The first step that anyone can take to understand their financial picture is to calculate your take home income. Your income dictates what you can do with your money and once you know how much you bring home each month (and usually you can predict this reliably) then you’ll be able to create a budget.
Net Income vs. Gross Income – What’s The Difference?
Gross income is defined as the money that you make before anything is deducted or tax is taken away. Net income also referred to colloquially as “take-home income” is the actual money that you’ll receive in your bank account.
The majority of Americans are paid at either an hourly rate ($/hr) or take home a salary (e.g. $40,000 per year). For the purpose of this article, we’ll assume that you’re being paid the same amount each month as an employee. If you’re an independent contractor then your income will look different and your budgeting might be slightly different.
Gross income is straightforward to figure out.
If you’re an hourly earner then your weekly gross income is calculated by taking your hourly rate and multiplying it by how many hours you work in a week. If you work at the federal minimum wage ($7.25) and you work 45 hours a week then your weekly income is $326.25. Your monthly income would then be roughly $1,305 (each month has a different number of working days).
If you have a salary then your monthly gross income is calculated by taking your yearly salary and dividing it by 12. For example, if you’re paid $38,000 per year then your monthly salary would be $3,166.
Depending on whether you’re an hourly or salaried employee then these figures might change slightly from month to month and paycheck to paycheck. Before you even start budgeting you should make sure that the actual amount that is landing in your bank account is what you agreed with your employer. All the numbers that we mention in this article should be listed on your pay slip/stub – this is what you receive at the end of every month or week when you get paid.
Now for the important question – where did all the money go in between gross income and what you receive in your bank account. The short answer is withheld taxes and deductions. Let’s find out what they are.
What Is Withholding?
In its simplest form, withholding is an estimate of how much tax you will have to pay in a year which is regularly taken out of your paycheck each month. This has been set up so that you aren’t shocked by a massive tax bill at the end of the year. This tax bill is also called a tax liability.

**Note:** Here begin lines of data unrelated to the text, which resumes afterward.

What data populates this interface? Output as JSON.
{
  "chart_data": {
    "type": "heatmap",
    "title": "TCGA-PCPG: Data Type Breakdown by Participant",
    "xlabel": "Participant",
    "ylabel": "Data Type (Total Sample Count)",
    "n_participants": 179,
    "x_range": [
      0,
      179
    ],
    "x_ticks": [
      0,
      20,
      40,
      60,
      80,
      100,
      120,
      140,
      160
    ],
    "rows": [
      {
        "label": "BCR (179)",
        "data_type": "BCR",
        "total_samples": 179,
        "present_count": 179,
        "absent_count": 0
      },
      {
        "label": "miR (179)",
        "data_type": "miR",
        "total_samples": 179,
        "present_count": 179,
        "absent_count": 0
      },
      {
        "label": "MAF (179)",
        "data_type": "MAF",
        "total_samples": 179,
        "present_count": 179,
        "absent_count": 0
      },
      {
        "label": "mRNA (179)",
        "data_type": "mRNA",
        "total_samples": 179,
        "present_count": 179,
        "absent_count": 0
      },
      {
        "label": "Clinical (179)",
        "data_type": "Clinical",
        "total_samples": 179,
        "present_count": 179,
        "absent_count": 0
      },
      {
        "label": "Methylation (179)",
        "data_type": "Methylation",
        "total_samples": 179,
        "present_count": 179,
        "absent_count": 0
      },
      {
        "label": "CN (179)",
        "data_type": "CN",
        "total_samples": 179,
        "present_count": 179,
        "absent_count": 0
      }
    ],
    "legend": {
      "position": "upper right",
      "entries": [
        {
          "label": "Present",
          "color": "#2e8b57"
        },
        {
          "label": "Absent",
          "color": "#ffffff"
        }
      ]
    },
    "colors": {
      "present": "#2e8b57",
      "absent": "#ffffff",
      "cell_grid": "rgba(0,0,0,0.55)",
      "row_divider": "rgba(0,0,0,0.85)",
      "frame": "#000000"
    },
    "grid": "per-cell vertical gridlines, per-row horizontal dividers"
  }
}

To counter this an estimate of your taxes has already been paid to the government each month. When you fill out your tax return in April the government will look at the taxes that have already been paid, and the taxes that you have declared that you owe. If there is a difference in the number then the government will either give you a tax refund (if you’ve paid too much tax. Or alternatively, they will ask you for a check that is made out to the IRS if you have not paid enough.
If you change jobs at some point in the tax year then your employer will have you fill out a W-4 form. You’ll want to make sure this form is filled out accurately so that the government can calculate what your tax withholding position is. You want to get it as close to your actual tax liability as possible so that the difference between the tax paid and tax owed is close when you get to tax season in April.
Beyond the money you have to pay for federal income tax you might also see money held back for municipal or state tax as well. This depends on where you live.
Other deductions you’ll see could be for Medicare taxes, employer arranged insurance contributions, social security, and any contributions to an employer-sponsored retirement account which includes a 401(k).
Other information on the pay stub would include holiday, overtime and sick pay.
What If I Am An Independent Contractor?
There are a number of employees or workers that don’t actually meet the IRS definition of what it means to be an employee and are instead paid as an independent contractor. If you are an independent contractor you won’t fill out a W-4 form when a new job is started and instead will receive a 1099 form when tax season comes around.
If you are an independent contractor then you are exactly that, independent. You are self-employed and have to pay your own income tax and calculate your own deductions by yourself. What this means is that no tax will be deducted for you throughout the year and you’ll need to be responsible for this. You’ll also experience a higher Social Security Tax but employers typically pay a part of this.
Because no tax is withheld you typically have to pay an estimated tax return to the IRS every quarter. Any money that you make from the company you work with is gross income – not net income. Make sure not to spend all of the money ahead of time – you’ll need to make sure that you can pay your tax liability to the government.
Moving From Income to Budgeting
Now you have a good grasp of what net pay is and why it differs from gross income. Once you’ve realized what this number is, and calculated it (if you’re an independent contractor) then this is the number you can start budgeting from. Before you start calculating your income you’ll need to add in any insurance and savings contributions that have automatically been deducted from your payslip. This will give you an accurate idea of the total net income that you’re working with. These automatic deductions are part of your budget and so you’ll want to be able to break them out as separate line items if needed.